Incontinence pads are useful in many situations including
patients that aren’t even incontinent. They are often also used to reposition
patients who are on bedrest. They go underneath the patient’s bottom. They have saved me from having to change all of their bed linens many times.
They are often used in conjunction with an adult diaper. There
are disposable ones as well as reusable ones and are either square shaped or
slightly rectangular. They all come in about the same size give or take a few
inches however, the bigger, the better.
Table of Contents
A Common Mistake
Incontinence pads seem simple enough to use but one common
mistake I have seen time and time again is where exactly it is placed
underneath the patient. I see many caregivers positioning the top of the pad at
the top of the patient’s back.
From my own experience, I have learned to put the top just
slightly above the hips. They almost always slide up towards the patients back
over time especially with adjustable beds. Patients constantly slide to the
bottom of the bed and the incontinence pad will not slide with them. It’s not
anybody’s fault, it’s just gravity.

Pulling a Patient Up
One of the most common uses of incontinence pads besides
saving a bed from being changed is sliding bedridden patients up towards the
head of the bed. A z slider makes this even easier. You will need two people, one on each side of the bed. If the
patient is heavy, it never hurts to ask for more help, just make sure everyone
is on the same page.
Make sure the bed is completely flat. Some beds, especially
ones at hospitals and similar facilities have an adjustment called trendelenburg.
This tilts the entire bed backwards so gravity can assist with pulling the
patient upwards.
I usually hold the end at the patient’s hips with one hand,
and hold it almost to the bottom at their legs with the other hand. I have seen
other caregivers hold it at the end with the patient’s hips with both hands.
Just make sure you match the same way the other caregiver is holding the
incontinence pad or it will become crooked once you slide the patient up.
You should tell the patient to cross their arms or “hug themselves”,
and lift their head. If the patient is unable to do these things, cross their
arms for them, and one of you will have to support their head in order not to
put strain on their neck.
If available, put a pillow at the headboard just in case one
of you pull the patient up a little too far. They should never be pulled up
that far but it’s always better safe than sorry.

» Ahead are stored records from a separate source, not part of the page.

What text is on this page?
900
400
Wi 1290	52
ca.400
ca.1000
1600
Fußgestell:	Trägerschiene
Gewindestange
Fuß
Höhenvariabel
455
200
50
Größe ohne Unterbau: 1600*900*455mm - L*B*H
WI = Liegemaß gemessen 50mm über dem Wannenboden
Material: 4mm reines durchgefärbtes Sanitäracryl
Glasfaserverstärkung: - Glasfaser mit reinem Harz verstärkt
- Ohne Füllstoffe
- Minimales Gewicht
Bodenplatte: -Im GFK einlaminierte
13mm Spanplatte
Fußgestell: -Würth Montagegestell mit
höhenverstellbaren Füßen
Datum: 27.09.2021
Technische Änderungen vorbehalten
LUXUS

Make sure the patient doesn’t try to lift their hips or push
with their feet and believe me when I say many will try if they are able. This
will only work against what you are trying to do.
After the patient is ready, tell the other caregiver on the
count of three to slowly but forcefully pull the pad upwards. Make sure you do
this gently. It may be difficult, especially with heavier patients or patients
that just had certain surgeries. This can easily become uncomfortable for them.

Turning a Patient
Incontinence pads can also assist in turning a patient.
Whatever the reason may be whether it is to reposition them, change their adult
diaper, or to change the actual pad itself, it can really help.
It is best to place one on the bed before the patient gets
in the bed but it is still possible to put one underneath them after they are
on the bed. You will just have to be extra gentle and grab the patient instead
of the pad.
Just stand on the side of the bed where you want the patient
to turn. If they are able, ask them to grab the side of the rail, if the bed
has one, on your side with their arm on the opposite side. When the patient is
ready, grab the pad at the opposite end you are standing at and pull it upward
and towards you assisting the patient onto their side.